Plant Metabolomics: Small Molecules Take Center Stage

R Trethewey 1
  • 1metanomics GmbH, Tegeler Weg 33, 10589 Berlin, Germany

The advancement of genomics technologies in the last decade has been extremely rapid and the opportunity for novel experimentation profound. However, whilst there has been much focus on large molecules (DNA, RNA and protein), small molecules have been somewhat neglected in international efforts. This is odd given the essential importance of small molecules in determining functional performance and phenotype and our emerging understanding of their role as signals that interplay with and regulate gene expression and protein activity in biological networks. In this presentation the importance of the analysis of small molecules via metabolite profiling will be introduced and illustrated with examples from the work of metanomics, a company which has pioneered industrial metabolomics. Today laboratories are operated with some 60 mass spectrometers allowing a throughput of >100,000 samples per year. This capability has been deployed in plant functional genomics: the company has generated large, unique, populations of Arabidopsis and crop plants where genes have been systematically overexpressed or knocked out at a genome scale.

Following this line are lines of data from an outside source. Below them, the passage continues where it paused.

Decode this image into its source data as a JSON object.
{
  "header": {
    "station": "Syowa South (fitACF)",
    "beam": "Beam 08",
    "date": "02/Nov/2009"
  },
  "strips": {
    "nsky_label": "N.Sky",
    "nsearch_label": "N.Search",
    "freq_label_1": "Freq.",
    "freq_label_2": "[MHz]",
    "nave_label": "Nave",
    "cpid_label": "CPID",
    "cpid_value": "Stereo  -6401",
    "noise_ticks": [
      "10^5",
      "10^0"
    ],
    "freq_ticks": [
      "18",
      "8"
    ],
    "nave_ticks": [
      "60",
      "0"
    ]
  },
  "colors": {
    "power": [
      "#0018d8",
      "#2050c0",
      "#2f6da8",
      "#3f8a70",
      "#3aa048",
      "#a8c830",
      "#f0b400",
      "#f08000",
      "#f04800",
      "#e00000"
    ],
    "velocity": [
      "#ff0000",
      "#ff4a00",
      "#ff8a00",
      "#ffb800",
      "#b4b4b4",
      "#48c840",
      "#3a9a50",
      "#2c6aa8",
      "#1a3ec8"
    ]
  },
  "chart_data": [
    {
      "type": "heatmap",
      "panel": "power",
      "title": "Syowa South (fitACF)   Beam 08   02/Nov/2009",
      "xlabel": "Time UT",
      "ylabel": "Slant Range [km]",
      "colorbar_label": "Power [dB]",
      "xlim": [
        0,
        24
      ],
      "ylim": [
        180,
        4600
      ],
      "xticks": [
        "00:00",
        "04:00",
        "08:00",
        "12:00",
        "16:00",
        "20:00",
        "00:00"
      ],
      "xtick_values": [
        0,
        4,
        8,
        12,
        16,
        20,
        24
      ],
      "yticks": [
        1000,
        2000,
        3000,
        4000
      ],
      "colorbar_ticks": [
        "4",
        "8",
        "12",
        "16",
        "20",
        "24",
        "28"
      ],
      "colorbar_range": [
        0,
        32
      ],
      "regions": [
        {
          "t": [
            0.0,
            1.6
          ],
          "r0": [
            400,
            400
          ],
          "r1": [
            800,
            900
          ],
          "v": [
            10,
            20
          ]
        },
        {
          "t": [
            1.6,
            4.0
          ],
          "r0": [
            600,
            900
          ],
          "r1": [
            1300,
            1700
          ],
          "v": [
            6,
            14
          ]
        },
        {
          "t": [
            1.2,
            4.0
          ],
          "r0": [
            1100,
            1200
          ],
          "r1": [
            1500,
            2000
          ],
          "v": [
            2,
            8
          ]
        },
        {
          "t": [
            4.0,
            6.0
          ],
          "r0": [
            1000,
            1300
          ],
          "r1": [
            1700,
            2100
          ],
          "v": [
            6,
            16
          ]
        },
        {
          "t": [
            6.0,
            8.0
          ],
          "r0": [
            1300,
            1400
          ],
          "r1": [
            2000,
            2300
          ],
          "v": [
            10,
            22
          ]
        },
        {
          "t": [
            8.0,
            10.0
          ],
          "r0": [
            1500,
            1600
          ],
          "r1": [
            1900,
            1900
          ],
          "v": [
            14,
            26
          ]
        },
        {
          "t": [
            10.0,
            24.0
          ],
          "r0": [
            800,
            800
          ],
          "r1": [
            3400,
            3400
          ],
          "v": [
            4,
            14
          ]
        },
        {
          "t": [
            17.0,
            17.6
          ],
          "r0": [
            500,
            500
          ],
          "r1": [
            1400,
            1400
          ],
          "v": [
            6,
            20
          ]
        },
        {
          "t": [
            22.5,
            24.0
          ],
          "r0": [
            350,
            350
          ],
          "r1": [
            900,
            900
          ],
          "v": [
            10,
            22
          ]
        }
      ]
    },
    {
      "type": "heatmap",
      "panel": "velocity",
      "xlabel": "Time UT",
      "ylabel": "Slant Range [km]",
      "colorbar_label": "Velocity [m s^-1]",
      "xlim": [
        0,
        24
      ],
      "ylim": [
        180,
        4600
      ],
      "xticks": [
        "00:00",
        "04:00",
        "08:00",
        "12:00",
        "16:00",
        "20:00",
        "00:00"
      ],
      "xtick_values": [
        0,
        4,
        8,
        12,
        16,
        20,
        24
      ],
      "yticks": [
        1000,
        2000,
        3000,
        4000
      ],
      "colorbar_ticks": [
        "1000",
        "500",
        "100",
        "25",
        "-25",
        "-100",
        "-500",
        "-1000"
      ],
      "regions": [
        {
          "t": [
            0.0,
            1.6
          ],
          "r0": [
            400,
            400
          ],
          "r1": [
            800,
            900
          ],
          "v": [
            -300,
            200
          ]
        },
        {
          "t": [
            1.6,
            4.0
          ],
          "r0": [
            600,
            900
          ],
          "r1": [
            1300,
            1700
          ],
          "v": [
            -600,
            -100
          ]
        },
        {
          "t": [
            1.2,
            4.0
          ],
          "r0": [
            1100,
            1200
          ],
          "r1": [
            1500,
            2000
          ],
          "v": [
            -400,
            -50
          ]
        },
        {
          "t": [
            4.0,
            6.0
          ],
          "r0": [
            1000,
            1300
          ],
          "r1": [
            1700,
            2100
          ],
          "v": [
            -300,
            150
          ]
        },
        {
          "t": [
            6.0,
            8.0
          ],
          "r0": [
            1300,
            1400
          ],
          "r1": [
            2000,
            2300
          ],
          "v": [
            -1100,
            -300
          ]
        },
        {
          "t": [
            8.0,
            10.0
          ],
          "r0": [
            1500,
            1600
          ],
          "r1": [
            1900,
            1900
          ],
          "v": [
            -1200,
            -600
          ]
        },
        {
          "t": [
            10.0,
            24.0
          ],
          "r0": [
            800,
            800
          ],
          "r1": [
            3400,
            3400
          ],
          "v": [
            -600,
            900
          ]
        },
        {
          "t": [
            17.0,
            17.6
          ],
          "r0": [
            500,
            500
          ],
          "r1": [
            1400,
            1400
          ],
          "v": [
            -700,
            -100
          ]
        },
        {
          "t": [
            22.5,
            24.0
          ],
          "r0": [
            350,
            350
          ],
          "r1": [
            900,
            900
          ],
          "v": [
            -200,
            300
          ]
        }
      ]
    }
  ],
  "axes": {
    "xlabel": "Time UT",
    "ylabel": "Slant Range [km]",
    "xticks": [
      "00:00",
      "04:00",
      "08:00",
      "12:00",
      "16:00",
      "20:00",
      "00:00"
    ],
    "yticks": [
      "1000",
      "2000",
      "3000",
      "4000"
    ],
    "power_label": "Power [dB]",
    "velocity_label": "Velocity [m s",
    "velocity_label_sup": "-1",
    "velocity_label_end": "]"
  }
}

Screening the metabolite profiles of these transgenic lines enables genes to be rapidly selected which influence and control commercially important areas of metabolism e.g. oils, amino acids, vitamins or sugars. Further the linking of metabolic data to genetic and phenotypic data has been demonstrated to be of particular importance and the status of such system biology approaches based on metabolite profiling data will be reviewed.